Thanks for this library and thanks for the assistance.

Answer 3 · 2023-12-08T17:54:06.000Z

Certainly, the documentation is not up to the desired standard at the moment. I'm in the process of redesigning certain APIs, and as a result, I've opted to postpone the documentation for the time being. However, progress is not as swift as I'd prefer it to be.

Below, I provided some examples. Not confident, they address your issues. Do not hesitate to provide more info if I have not answered your concerned.

The input data is just vectors (numpy array or pandas series or lists or tuples). If your cycles are independent then no problem. If your estimates use previous cycles then I will need more information to understand your use case.

I updated the sample size calculation code. It's for a proportion (PopParam.pop), stratified, with precision (half confidence interval half_ci) of 0.1, etc. The number of strata is 5. But because I did not provide the information by stratum using Python dictionaries, it will consider the information to be the same for all the strata.

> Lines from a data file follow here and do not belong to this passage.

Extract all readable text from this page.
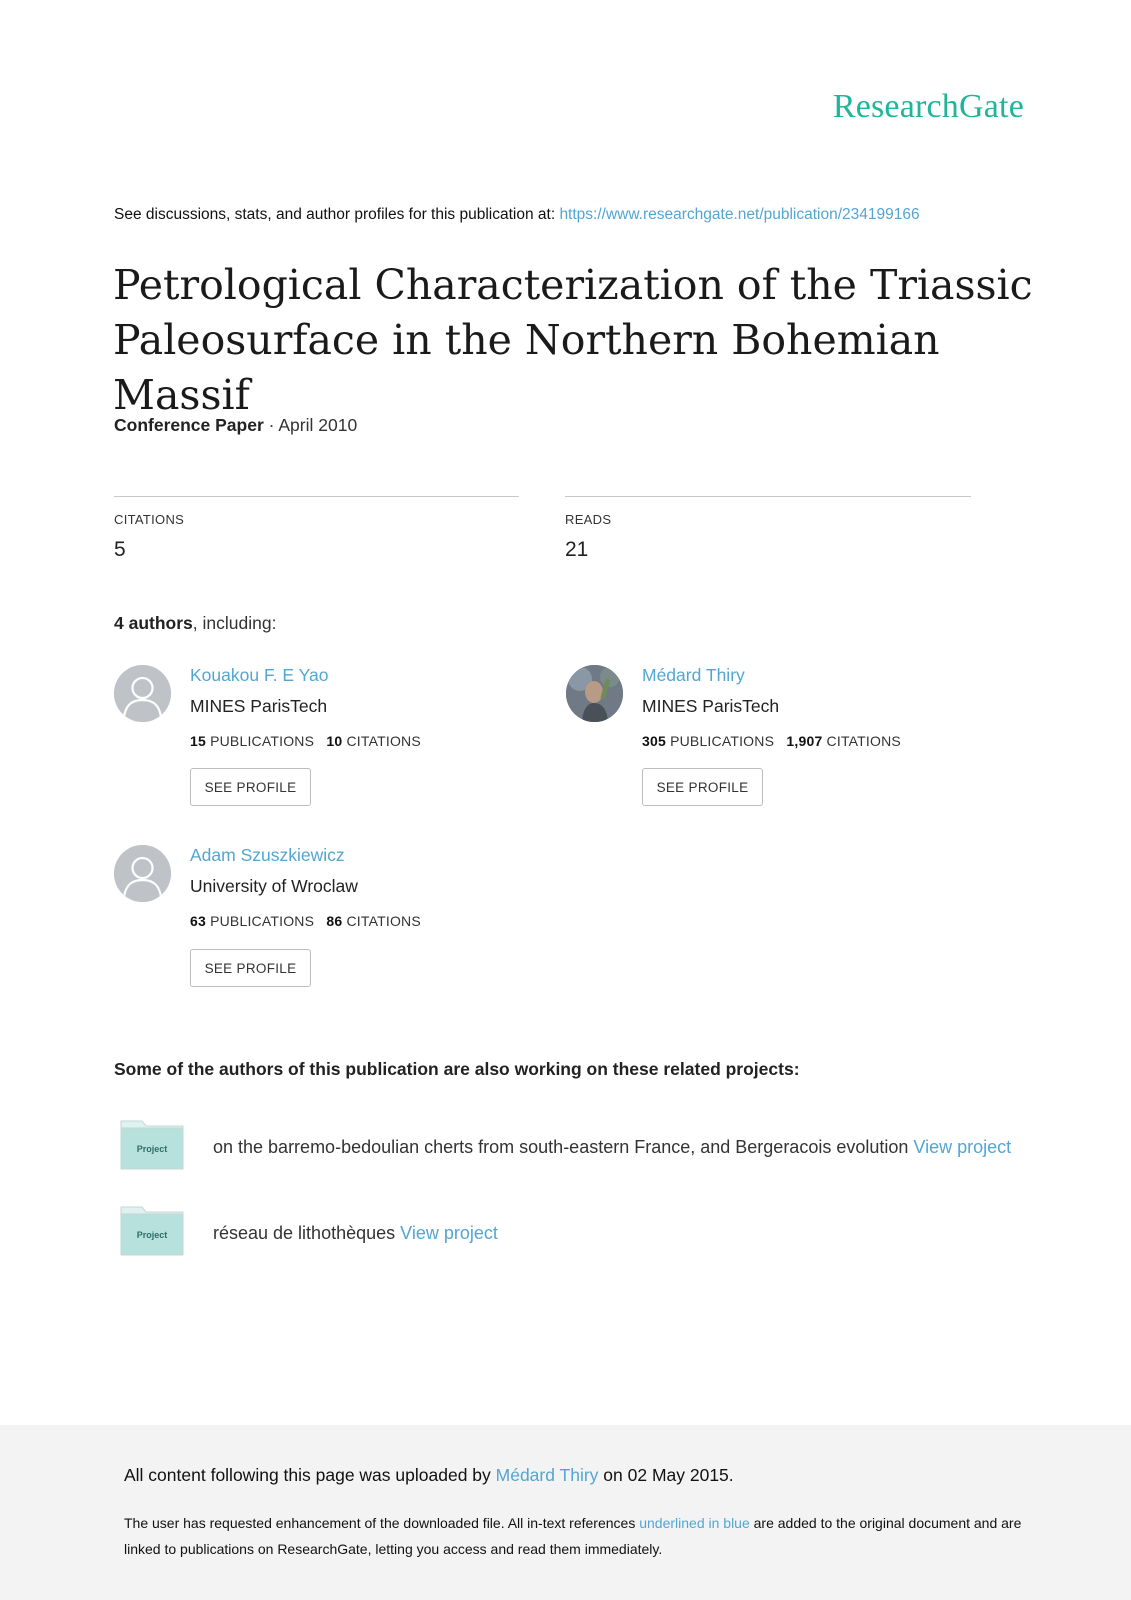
ResearchGate
See discussions, stats, and author profiles for this publication at: https://www.researchgate.net/publication/234199166
Petrological Characterization of the Triassic Paleosurface in the Northern Bohemian Massif
Conference Paper · April 2010
CITATIONS
5
READS
21
4 authors, including:
Kouakou F. E Yao
MINES ParisTech
15 PUBLICATIONS 10 CITATIONS
SEE PROFILE
Médard Thiry
MINES ParisTech
305 PUBLICATIONS 1,907 CITATIONS
SEE PROFILE
Adam Szuszkiewicz
University of Wroclaw
63 PUBLICATIONS 86 CITATIONS
SEE PROFILE
Some of the authors of this publication are also working on these related projects:
Project	on the barremo-bedoulian cherts from south-eastern France, and Bergeracois evolution View project
Project	réseau de lithothèques View project
All content following this page was uploaded by Médard Thiry on 02 May 2015.
The user has requested enhancement of the downloaded file. All in-text references underlined in blue are added to the original document and are linked to publications on ResearchGate, letting you access and read them immediately.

from samplics.sampling import SampleSize
from samplics.utils.types import PopParam, SizeMethod

sample_size = SampleSize(param=PopParam.prop, method=SizeMethod.wald, strat=True)
sample_size.calculate(half_ci=0.15, alpha=0.1, target=0.1, pop_size=100000, nb_strata=5)

sample_size.samp_size

We get the following sample sizes for the strata

{
 '_stratum_1': 11,
 '_stratum_2': 11,
 '_stratum_3': 11,
 '_stratum_4': 11,
 '_stratum_5': 11
}

Generate data for the examples below.

import numpy as np

x_sim = 5*np.random.randn(50)
y_sim = x_sim + np.random.rand(50)*10.45
w_sim = np.random.choice([4,5,10,12,15], 50)

In the examples below, I commented out some of the design information. You can use them as needed.

# Mean 

from samplics.estimation import TaylorEstimator

mean_str = TaylorEstimator(param="mean", alpha=0.1)
mean_str.estimate(
    y=y_sim,
    samp_weight=w_sim,
    # stratum=str_sim,
    # psu=psu_sim,
    remove_nan=True,
)

print(mean_str)

# Total 

from samplics.estimation import TaylorEstimator

total_str = TaylorEstimator(param="total", alpha=0.1)
total_str.estimate(
    y=y_sim,
    samp_weight=w_sim,
    # stratum=str_sim,
    # psu=psu_sim,
    remove_nan=True,
)

print(total_str)

For the ratio estimator, we need both y and x to estimate Y/X

# Ratio 

from samplics.estimation import TaylorEstimator

ratio_str = TaylorEstimator(param="ratio", alpha=0.1)
ratio_str.estimate(
    y=y_sim,
    x=x_sim,
    samp_weight=w_sim,
    # stratum=str_sim,
    # psu=psu_sim,
    remove_nan=True,
)

print(ratio_str)

Answer 4 · 2024-01-19T14:17:08.000Z

thank you @MamadouSDiallo , I was able to get everything to work using the information you provided and have tested our Python pipeline to that of what we previously had done with SAS and the results are exactly the same or very close (some rounding differences I think). I will mark this resolved and will certainly promote the library within my organization which may promote assistance with the code base.